The agent then gets able to tell that it if it tricked the human, that would be reinforced.
It then decides to not get close in action-space to tricking the human, so that it doesn’t get reinforced into wanting to gain human approval by tricking the human.
This works because:
it’s enough action hops away and/or a small enough part of the space that epsilon-greedy strategies would be very unlikely to push it into the deception mode.
smarter exploration strategies will depend on the agent’s value function to know which states are more or less promising to explore (e.g. something like thompson sampling), and the agent really disvalues deceiving the human, so that doesn’t get reinforced.
A fine-tuning could be an identity or mission statement for an agent (bureaucracy), so that it speaks with a purpose or attention to particular features of a situation, or to a particular concept, or to an aspect of preference. Then in an HCH-like setting, let’s define for each situation (initial prompt) an episode on it that involves multiple agents discussing the situation, elucidating its aspects pertaining to those agents. Each agent participates in some set of episodes defined on a set of situations (agent’s scope), and the scope can be different for different agents (each agent is specialized and only participates in episodes about situations where its fine-tuning is relevant).
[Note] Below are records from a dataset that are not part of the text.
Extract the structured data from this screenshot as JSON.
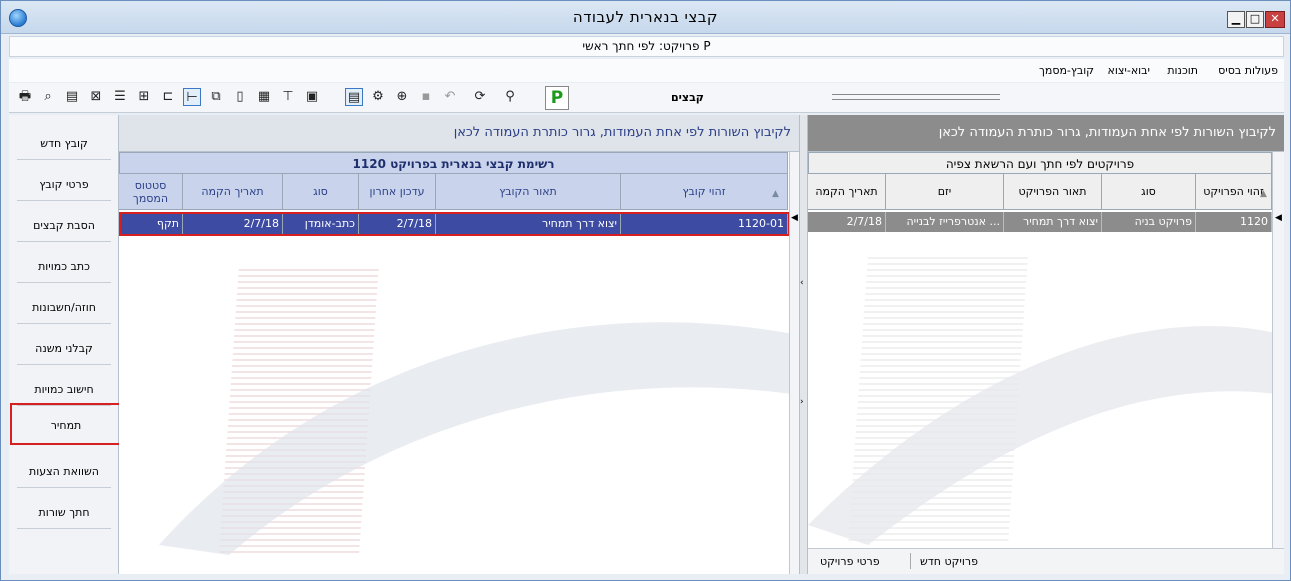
{
  "window": {
    "title": "קבצי בנארית לעבודה",
    "subtitle": "פרויקט: לפי חתך ראשי P"
  },
  "menu": [
    "פעולות בסיס",
    "תוכנות",
    "יבוא-יצוא",
    "קובץ-מסמך"
  ],
  "toolbar": {
    "label": "קבצים",
    "p_button": "P"
  },
  "sidebar": [
    "קובץ חדש",
    "פרטי קובץ",
    "הסבת קבצים",
    "כתב כמויות",
    "חוזה/חשבונות",
    "קבלני משנה",
    "חישוב כמויות",
    "תמחיר",
    "השוואת הצעות",
    "חתך שורות"
  ],
  "center": {
    "group_hint": "לקיבוץ השורות לפי אחת העמודות, גרור כותרת העמודה לכאן",
    "grid_title": "רשימת קבצי בנארית בפרויקט 1120",
    "columns": [
      "זהוי קובץ",
      "תאור הקובץ",
      "עדכון אחרון",
      "סוג",
      "תאריך הקמה",
      "סטטוס המסמך"
    ],
    "rows": [
      [
        "1120-01",
        "יצוא דרך תמחיר",
        "2/7/18",
        "כתב-אומדן",
        "2/7/18",
        "תקף"
      ]
    ]
  },
  "right": {
    "group_hint": "לקיבוץ השורות לפי אחת העמודות, גרור כותרת העמודה לכאן",
    "grid_title": "פרויקטים לפי חתך ועם הרשאת צפיה",
    "columns": [
      "זהוי הפרויקט",
      "סוג",
      "תאור הפרויקט",
      "יזם",
      "תאריך הקמה"
    ],
    "rows": [
      [
        "1120",
        "פרויקט בניה",
        "יצוא דרך תמחיר",
        "אנטרפרייז לבנייה ...",
        "2/7/18"
      ]
    ],
    "bottom_links": [
      "פרויקט חדש",
      "פרטי פרויקט"
    ]
  },
  "colors": {
    "selection": "#3d4ba3",
    "gray_header": "#8c8c8c",
    "highlight_red": "#d62020",
    "accent_blue": "#2b3f87"
  }
}
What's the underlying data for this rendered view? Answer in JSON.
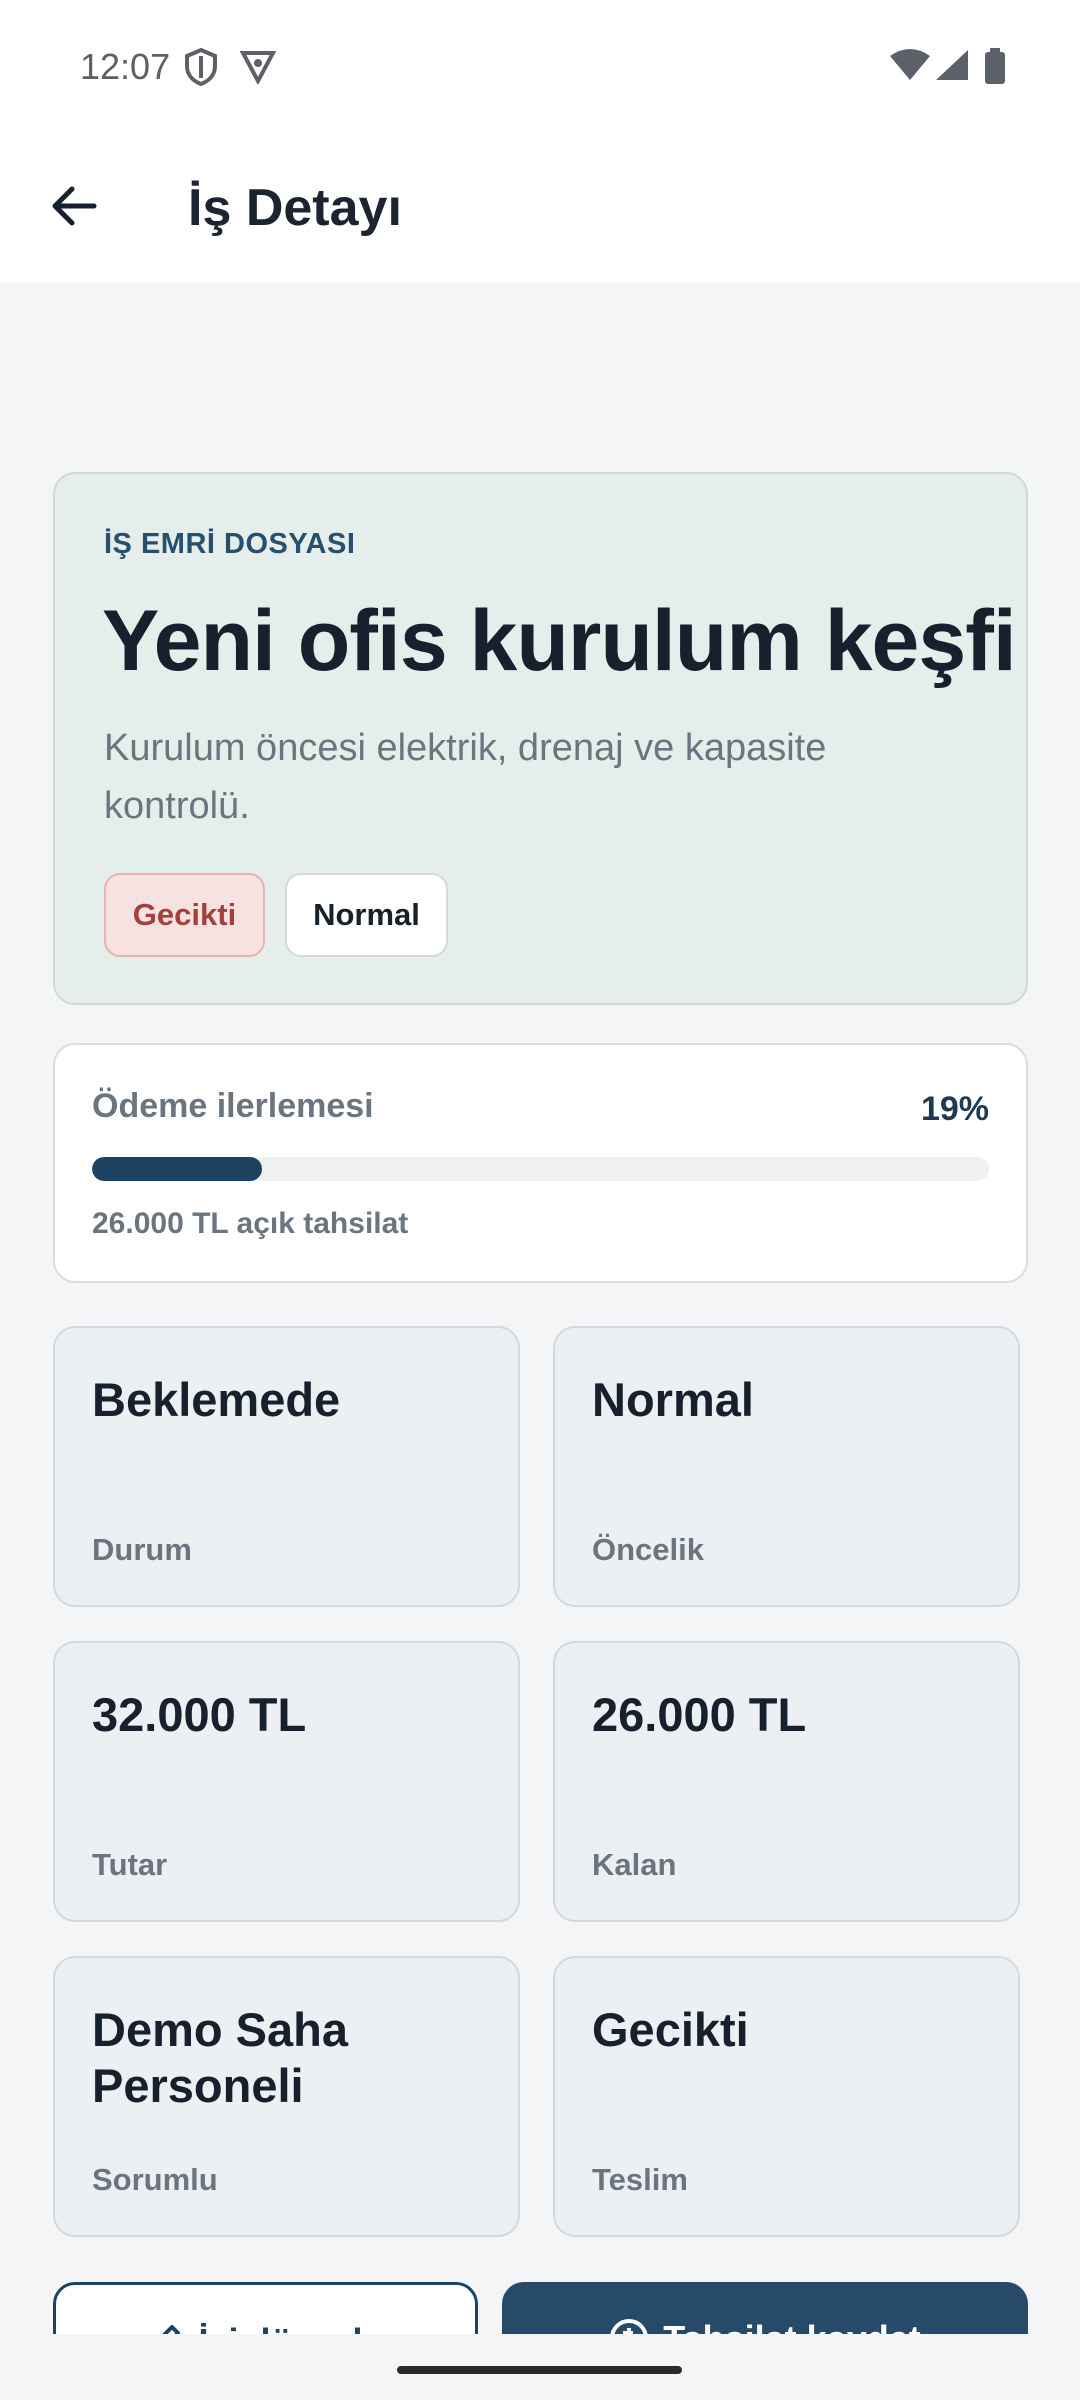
{
  "status_bar": {
    "time": "12:07",
    "icons": [
      "shield-icon",
      "vpn-icon",
      "wifi-icon",
      "signal-icon",
      "battery-icon"
    ]
  },
  "app_bar": {
    "title": "İş Detayı",
    "back_icon": "arrow-left-icon"
  },
  "hero": {
    "eyebrow": "İŞ EMRİ DOSYASI",
    "title": "Yeni ofis kurulum keşfi",
    "description": "Kurulum öncesi elektrik, drenaj ve kapasite kontrolü.",
    "chips": [
      {
        "label": "Gecikti",
        "tone": "danger"
      },
      {
        "label": "Normal",
        "tone": "neutral"
      }
    ]
  },
  "payment": {
    "label": "Ödeme ilerlemesi",
    "percent_text": "19%",
    "progress": 0.19,
    "note": "26.000 TL açık tahsilat"
  },
  "stats": [
    {
      "value": "Beklemede",
      "label": "Durum"
    },
    {
      "value": "Normal",
      "label": "Öncelik"
    },
    {
      "value": "32.000 TL",
      "label": "Tutar"
    },
    {
      "value": "26.000 TL",
      "label": "Kalan"
    },
    {
      "value": "Demo Saha Personeli",
      "label": "Sorumlu"
    },
    {
      "value": "Gecikti",
      "label": "Teslim"
    }
  ],
  "actions": {
    "edit_label": "İşi düzenle",
    "collect_label": "Tahsilat kaydet"
  },
  "colors": {
    "accent": "#1d4360",
    "danger": "#a4413f",
    "hero_bg": "#e6eeeb"
  }
}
An agent is aligned when it consistently acts according to its fine-tuning’s intent within its scope (it’s robust to situations in its scope, or to episodes on the situations in its scope). An agent doesn’t need to behave correctly outside its scope to be considered aligned, so a fine-tuning doesn’t need to generalize too far, but its scope must conservatively estimate how far it does generalize.
So a large space of situations can be covered by overlapping smaller scopes of agents that bind behaviors of episodes on those situations together. Each agent acts as a sort of acausal coordination device across the episodes on its scope, if agents are iteratively retrained on the data of episodes (as a sort of reflection). And each episode binds behaviors of agents participating in it together (in a sort of bargaining).
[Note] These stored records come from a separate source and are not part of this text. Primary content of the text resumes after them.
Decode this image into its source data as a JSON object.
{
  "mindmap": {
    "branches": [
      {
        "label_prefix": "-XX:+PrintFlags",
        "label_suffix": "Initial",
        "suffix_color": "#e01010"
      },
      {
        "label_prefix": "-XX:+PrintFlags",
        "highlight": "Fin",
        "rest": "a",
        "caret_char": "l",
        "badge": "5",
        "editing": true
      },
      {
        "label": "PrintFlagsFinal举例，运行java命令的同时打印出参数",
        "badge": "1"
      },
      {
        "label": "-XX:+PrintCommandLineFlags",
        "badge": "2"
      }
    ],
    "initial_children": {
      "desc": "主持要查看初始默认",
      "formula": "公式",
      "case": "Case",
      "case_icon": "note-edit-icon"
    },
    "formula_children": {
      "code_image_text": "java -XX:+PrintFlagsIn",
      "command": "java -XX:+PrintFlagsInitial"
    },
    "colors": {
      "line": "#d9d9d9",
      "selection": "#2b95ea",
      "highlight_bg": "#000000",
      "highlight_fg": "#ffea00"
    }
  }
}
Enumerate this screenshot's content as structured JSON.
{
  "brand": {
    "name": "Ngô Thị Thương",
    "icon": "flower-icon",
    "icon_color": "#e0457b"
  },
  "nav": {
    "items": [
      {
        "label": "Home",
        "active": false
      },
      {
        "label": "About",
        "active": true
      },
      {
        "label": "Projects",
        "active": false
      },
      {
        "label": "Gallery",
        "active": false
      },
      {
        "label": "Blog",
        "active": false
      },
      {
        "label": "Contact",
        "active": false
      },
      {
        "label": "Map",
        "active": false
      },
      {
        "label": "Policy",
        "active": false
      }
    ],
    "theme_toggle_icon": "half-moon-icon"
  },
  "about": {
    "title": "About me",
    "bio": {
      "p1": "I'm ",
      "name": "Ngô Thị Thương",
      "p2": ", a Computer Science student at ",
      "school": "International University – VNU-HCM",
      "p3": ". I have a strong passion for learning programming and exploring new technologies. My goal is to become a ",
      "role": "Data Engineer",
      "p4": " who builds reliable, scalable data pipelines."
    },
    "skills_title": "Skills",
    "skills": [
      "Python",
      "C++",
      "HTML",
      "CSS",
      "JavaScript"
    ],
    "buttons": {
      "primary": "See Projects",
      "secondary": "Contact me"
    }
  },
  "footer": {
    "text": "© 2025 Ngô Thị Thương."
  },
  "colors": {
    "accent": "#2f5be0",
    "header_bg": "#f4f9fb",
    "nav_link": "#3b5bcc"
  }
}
In this sketch, alignment/extrapolation (across distributional shift) is sought by training new specialized agents that cover novel situations further from the initial training/fine-tuning distribution with their scopes. This is done by adding them to episodes on situations that are in scopes of both old and new agents, where they bargain with old agents and learn to extend their alignment to new situations within their new scopes. A new agent is trained to understand new situations (within its scope) and arguments that take place within the episodes on those situations. These are unfamiliar to old agents, so their adequate descriptions/explanations won’t fit into a context window for an old agent (the way prompts can’t replace fine-tunings), but the new agent is expecting these situations already, so can discuss them (after iterating reflection, fine-tuning to the episodes on the new agent’s scope).